I took him to the movies and lunch when Griffin was a month old. My husband set up the tent in the backyard and he and Nolan have slept in it twice this summer and will continue to have camp fires and sleepovers in it. My husband and I took Nolan to Funtown/Splashtown recently, which is an annual trip with my brother's family, and we left Griffin with my mom. We had such a great day! And I'm taking him to a show at the Ogunquit Playhouse later this month. He still gets one on one bedtime stories, and whenever Griffin is sleeping I'll try to spend special time with Nolan. I also kept him in school this summer for 2 full days a week, which has been very good for him.

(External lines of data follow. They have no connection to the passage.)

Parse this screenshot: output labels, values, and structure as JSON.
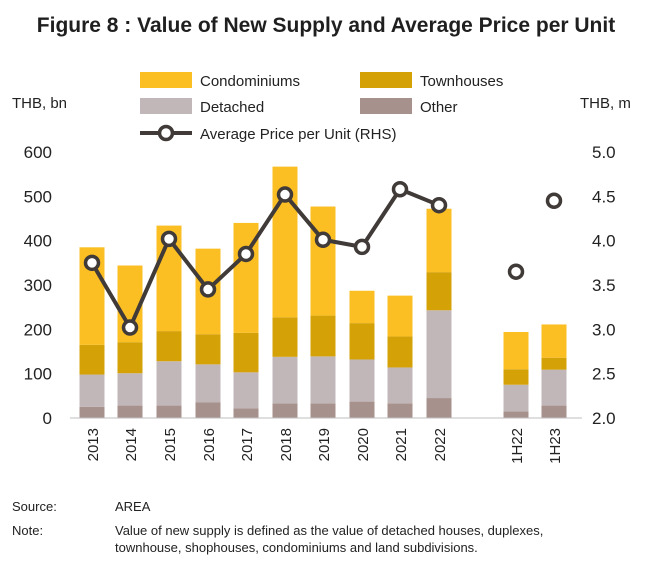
{
  "figure": {
    "title": "Figure 8 : Value of New Supply and Average Price per Unit"
  },
  "axes": {
    "left_unit": "THB, bn",
    "right_unit": "THB, m"
  },
  "footer": {
    "source_label": "Source:",
    "source_text": "AREA",
    "note_label": "Note:",
    "note_text": "Value of new supply is defined as the value of detached houses, duplexes, townhouse, shophouses, condominiums and land subdivisions."
  },
  "colors": {
    "condominiums": "#FBBF24",
    "townhouses": "#D4A106",
    "detached": "#C1B7B8",
    "other": "#A7918C",
    "price_line": "#403A38"
  },
  "chart_data": {
    "type": "bar",
    "stacked": true,
    "categories": [
      "2013",
      "2014",
      "2015",
      "2016",
      "2017",
      "2018",
      "2019",
      "2020",
      "2021",
      "2022",
      "1H22",
      "1H23"
    ],
    "series": [
      {
        "name": "Other",
        "axis": "left",
        "values": [
          25,
          28,
          28,
          35,
          22,
          33,
          33,
          37,
          33,
          45,
          15,
          28
        ]
      },
      {
        "name": "Detached",
        "axis": "left",
        "values": [
          73,
          73,
          100,
          86,
          81,
          105,
          106,
          95,
          81,
          198,
          60,
          81
        ]
      },
      {
        "name": "Townhouses",
        "axis": "left",
        "values": [
          67,
          70,
          68,
          68,
          89,
          89,
          92,
          82,
          70,
          86,
          35,
          27
        ]
      },
      {
        "name": "Condominiums",
        "axis": "left",
        "values": [
          220,
          173,
          238,
          193,
          248,
          340,
          246,
          73,
          92,
          143,
          84,
          75
        ]
      },
      {
        "name": "Average Price per Unit (RHS)",
        "type": "line",
        "axis": "right",
        "values": [
          3.75,
          3.02,
          4.02,
          3.45,
          3.85,
          4.52,
          4.01,
          3.93,
          4.58,
          4.4,
          3.65,
          4.45
        ]
      }
    ],
    "line_breaks_after": [
      "2022"
    ],
    "yticks_left": [
      "0",
      "100",
      "200",
      "300",
      "400",
      "500",
      "600"
    ],
    "yticks_right": [
      "2.0",
      "2.5",
      "3.0",
      "3.5",
      "4.0",
      "4.5",
      "5.0"
    ],
    "ylim": [
      0,
      600
    ],
    "ylim_right": [
      2.0,
      5.0
    ],
    "grid": false,
    "legend": {
      "placement": "top",
      "entries": [
        "Condominiums",
        "Townhouses",
        "Detached",
        "Other",
        "Average Price per Unit (RHS)"
      ]
    }
  }
}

14. What is your advice to a new mom of two as she prepares, and as the baby is here? What works?
Don't worry about the house, making dinners, dirty laundry, etc. Just take care of yourself and your family. Life changes so much when the baby first comes. Everyone tells me the first 4 months are rough and then it gets better. We are 7 weeks in and I can tell you, it very slowly gets easier.
Don't be afraid to venture out with both kids.You have to pull the trigger eventually, so just do it. I'm so so so glad I get out of the house almost every single day. It does so much for my mood, it keeps me happy and sane. Call friends, take time for yourself, even if it's just an extra long shower. I need "me time" so much more right now than I ever did before, Ask for help. People are willing to help, just ask. I'm not one to ask for much help and I have called my mom constantly. She is more than happy to help me.
Hold on for the bumpy ride. It's crazy to begin with, but it calms down. I am looking forward to all the amazing adventures we have with two kids in the years to come.